The policing bill takes us one step closer to a Putin-esk police state

Fiona Townsley

March 14, 2022

As the world looks on in horror as protesters in Russia are imprisoned en masse, MPs are unified in their condemnation of Putin’s attack on civil liberties.

Yet, at the very same time, ministers prepare to tighten the noose around our own right to protest at home, the irony of which seems to be lost on them.

The Police, Crime, Sentencing and Courts Bill drags us away from the liberal democracy we are so proud to be and takes us one step closer to a Putin-esk police state.

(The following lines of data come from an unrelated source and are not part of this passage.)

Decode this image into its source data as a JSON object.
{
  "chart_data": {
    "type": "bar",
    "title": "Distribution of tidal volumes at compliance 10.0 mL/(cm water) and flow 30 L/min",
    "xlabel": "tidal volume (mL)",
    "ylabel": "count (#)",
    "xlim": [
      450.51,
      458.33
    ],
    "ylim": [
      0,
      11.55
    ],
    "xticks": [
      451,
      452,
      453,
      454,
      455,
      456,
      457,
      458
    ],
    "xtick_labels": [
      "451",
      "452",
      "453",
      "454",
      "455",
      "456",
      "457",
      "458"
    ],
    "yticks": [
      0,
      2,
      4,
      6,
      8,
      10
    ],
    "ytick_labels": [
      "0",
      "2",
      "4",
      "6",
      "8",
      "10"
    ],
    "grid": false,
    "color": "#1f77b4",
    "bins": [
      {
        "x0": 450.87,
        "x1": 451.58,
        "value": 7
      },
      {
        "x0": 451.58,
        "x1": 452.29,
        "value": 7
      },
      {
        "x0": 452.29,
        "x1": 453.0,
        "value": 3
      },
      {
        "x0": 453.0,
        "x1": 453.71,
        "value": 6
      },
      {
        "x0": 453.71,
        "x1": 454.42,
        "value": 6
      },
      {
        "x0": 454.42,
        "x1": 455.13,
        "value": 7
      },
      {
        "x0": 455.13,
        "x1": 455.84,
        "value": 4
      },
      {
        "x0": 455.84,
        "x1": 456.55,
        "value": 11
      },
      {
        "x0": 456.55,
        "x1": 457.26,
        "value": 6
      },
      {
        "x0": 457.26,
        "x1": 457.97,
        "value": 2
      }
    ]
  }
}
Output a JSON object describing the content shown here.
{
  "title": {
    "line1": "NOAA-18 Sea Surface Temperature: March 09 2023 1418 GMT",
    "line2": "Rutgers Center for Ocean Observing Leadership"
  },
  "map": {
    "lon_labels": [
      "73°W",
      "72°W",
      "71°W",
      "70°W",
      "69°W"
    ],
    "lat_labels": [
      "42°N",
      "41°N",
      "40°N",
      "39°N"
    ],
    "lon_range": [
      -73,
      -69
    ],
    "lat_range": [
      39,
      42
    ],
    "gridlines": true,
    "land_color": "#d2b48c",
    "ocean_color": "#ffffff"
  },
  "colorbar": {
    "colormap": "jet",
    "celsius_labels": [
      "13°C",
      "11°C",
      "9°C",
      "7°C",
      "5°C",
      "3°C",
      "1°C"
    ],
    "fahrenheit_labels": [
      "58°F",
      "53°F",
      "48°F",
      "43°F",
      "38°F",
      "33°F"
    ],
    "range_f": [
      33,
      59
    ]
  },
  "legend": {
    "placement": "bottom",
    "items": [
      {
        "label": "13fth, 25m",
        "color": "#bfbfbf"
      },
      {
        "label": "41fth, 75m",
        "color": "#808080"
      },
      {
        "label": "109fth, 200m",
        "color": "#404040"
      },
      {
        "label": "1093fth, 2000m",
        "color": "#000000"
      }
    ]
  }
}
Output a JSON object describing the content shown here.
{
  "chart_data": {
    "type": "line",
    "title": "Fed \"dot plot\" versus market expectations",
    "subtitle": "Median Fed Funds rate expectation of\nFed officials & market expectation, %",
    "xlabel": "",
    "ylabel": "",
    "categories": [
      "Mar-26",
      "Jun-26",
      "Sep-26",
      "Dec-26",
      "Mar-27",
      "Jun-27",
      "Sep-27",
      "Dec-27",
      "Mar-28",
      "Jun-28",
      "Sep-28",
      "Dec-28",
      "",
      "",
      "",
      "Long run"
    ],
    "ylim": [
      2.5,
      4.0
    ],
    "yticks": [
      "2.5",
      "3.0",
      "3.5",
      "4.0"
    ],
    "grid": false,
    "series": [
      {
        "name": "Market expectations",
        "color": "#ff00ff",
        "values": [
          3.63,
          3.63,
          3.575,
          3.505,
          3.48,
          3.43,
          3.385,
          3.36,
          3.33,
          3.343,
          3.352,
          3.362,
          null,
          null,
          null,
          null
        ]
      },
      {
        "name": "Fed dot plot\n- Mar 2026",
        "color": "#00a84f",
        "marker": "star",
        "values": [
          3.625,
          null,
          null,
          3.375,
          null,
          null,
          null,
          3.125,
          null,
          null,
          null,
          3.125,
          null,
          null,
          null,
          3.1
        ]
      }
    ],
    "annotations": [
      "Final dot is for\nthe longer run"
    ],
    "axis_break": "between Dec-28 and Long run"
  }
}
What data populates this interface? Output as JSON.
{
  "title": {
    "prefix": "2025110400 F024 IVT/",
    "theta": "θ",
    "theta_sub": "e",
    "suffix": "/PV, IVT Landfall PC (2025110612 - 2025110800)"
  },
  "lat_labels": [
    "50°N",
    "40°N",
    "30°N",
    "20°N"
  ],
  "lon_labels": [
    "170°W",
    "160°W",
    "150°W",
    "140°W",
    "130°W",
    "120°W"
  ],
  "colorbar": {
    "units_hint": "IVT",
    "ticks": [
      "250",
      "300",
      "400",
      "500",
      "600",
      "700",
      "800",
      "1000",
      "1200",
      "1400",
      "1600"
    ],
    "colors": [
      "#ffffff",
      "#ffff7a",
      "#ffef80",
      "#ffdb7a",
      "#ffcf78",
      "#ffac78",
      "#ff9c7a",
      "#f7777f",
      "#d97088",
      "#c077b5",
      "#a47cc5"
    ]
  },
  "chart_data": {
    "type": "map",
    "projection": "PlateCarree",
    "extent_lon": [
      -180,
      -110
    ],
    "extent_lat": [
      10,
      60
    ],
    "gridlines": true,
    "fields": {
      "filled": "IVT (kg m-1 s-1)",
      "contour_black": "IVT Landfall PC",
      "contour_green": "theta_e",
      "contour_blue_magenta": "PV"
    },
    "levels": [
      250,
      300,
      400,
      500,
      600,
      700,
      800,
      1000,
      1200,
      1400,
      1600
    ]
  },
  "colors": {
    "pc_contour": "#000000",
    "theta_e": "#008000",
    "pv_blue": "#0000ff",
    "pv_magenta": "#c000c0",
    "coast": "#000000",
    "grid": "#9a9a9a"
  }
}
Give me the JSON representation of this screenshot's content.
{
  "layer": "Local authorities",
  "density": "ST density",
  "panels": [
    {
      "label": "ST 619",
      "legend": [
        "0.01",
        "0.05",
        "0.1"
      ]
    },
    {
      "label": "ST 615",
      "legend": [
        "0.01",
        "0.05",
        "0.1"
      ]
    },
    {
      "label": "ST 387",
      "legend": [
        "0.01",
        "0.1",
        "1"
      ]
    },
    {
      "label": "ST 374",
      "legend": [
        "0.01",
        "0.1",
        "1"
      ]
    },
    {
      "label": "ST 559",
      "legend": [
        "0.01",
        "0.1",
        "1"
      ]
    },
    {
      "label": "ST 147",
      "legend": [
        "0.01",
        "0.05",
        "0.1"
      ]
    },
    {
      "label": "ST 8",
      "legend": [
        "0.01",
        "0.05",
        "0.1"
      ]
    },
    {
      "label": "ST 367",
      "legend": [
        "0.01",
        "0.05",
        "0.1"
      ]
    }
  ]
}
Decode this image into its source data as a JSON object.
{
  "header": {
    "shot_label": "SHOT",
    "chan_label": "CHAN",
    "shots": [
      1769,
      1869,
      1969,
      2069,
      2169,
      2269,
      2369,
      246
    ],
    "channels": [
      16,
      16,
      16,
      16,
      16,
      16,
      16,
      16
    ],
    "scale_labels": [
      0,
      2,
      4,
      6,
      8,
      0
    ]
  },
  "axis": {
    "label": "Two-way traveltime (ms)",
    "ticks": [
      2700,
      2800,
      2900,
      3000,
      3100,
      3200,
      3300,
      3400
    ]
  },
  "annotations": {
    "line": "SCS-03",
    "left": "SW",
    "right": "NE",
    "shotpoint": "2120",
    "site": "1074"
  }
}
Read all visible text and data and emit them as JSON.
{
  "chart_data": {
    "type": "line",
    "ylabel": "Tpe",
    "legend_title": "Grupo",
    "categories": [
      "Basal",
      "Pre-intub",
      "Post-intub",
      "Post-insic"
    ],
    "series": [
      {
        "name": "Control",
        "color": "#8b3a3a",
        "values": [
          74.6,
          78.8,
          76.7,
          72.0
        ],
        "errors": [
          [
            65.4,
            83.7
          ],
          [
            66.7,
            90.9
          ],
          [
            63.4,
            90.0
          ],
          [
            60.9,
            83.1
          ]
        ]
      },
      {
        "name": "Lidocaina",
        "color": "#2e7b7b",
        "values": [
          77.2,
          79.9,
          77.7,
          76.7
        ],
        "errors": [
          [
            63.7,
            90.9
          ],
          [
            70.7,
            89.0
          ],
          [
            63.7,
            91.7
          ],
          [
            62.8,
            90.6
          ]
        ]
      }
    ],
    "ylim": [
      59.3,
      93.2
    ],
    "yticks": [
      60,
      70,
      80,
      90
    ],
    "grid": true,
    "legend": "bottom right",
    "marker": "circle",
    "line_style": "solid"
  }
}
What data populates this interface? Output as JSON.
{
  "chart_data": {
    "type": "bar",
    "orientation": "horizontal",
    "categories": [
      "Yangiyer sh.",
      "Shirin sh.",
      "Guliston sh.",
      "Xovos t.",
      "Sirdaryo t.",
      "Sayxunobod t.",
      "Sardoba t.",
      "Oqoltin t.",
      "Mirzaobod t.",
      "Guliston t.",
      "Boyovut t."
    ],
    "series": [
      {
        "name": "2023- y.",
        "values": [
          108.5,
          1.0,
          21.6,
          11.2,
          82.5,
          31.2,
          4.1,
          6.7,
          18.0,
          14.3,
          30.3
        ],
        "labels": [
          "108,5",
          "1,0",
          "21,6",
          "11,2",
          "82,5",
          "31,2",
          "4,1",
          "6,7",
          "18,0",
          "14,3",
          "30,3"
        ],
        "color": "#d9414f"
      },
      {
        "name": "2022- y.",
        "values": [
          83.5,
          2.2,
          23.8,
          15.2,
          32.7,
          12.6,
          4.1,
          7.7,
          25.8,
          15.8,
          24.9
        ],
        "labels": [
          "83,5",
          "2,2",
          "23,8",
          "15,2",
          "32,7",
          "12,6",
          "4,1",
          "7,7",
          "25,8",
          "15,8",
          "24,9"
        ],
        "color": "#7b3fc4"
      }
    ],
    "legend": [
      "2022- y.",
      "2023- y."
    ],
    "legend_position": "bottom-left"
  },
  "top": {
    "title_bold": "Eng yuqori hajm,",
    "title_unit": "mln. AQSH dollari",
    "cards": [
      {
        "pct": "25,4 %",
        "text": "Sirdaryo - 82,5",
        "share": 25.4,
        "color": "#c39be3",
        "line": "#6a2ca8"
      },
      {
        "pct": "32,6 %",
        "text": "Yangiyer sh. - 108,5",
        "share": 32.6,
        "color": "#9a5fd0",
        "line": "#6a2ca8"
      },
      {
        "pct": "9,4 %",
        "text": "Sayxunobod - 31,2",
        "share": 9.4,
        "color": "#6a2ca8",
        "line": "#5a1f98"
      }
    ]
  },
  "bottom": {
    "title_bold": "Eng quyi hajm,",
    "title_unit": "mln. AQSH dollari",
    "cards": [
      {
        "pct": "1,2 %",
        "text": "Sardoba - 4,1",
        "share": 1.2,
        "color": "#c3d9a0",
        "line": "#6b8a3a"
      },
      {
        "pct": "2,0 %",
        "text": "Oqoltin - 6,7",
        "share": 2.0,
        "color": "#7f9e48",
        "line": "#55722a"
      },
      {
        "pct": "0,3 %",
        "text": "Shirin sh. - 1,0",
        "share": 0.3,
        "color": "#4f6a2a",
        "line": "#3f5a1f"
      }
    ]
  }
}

In Russia, the erosion of the right to protest was a result of piecemeal legislation which slowly imposed greater and greater restrictions. The UK is following suit: most notably through the introduction of noise limits and the reduced threshold for criminality.

Under this bill protests can be banned for being too noisy. What’s next? Protests only allowed if no one notices them?

Protests are supposed to be disruptive. They are supposed to make people listen, and if the politicians can’t hear them, they can’t change policy. Not only is the principle illiberal, but this condition doesn’t work in practice.

Supposedly, police officers at the scene will make decisions based on a number of factors, including whether the surrounding windows are double-glazed. Clearly the police don’t have access to this kind of information and will therefore have to make a subjective on the spot decision.

Not only does this threaten the right to protest but it will also erode trust in the police who criticised this bill for ‘undoing years of good work reinstituting police legitimacy in the eyes of the public’. This arbitrary metric for banning protests feels like the start of a downward spiral that ends with protests only being allowed in certain locations, at certain times, by certain people and for certain issues, as is the case in Russia.

The bill reduces the threshold for criminality, meaning a protestor can be arrested if they ‘know or ought to have known’ that a condition has been breached. Does this require each protester to have a working understanding of protest law so they know what classifies as a breach of a condition? The broad interpretation of this threshold will discourage people from spontaneously joining protests for fear that they ‘ought to have known’ that the actions broke a condition.

The bill is so vague that protesters have to rely on the reasonableness of those in authority. Once it becomes law, there is no stopping police officers and politicians from exploiting their new found power to erode a cornerstone of our democracy.

A Putin-esk interpretation of this bill would reduce the appropriate noise level to the extent that any legal protest was barely audible and would arrest all those involved, claiming they ‘ought to have known’. While I don’t expect the actions of the government or police to quite reflect Putin’s, we are relying on the restraint of authority figures to respect our right to protest, rather than the law.

Theresa May summed up a lot of the fear people have about this bill when saying: “it is tempting when Home Secretary to think that giving power to the Home Secretary is very reasonable, because we all think we are reasonable, but future Home Secretaries may not be so reasonable”.

Even if we assume that all those in authority positions respect the rights of protesters and act reasonably, the lack of clarity is likely to change the way that people behave. If protesters perceive a chance they could be arrested, they are far less likely to exercise this right. This is particularly true for those in more vulnerable positions in society for whom a fine or conviction is especially detrimental. If we allow this bill to come to fruition we will become a more passive nation as a result.

We are praising the Russians for acting bravely in using their right to protest. I just hope it doesn’t come to the point where UK citizens have to be brave to protest.

Written by Fiona Townsley

Fiona Townsley is a Research Associate at the Adam Smith Institute.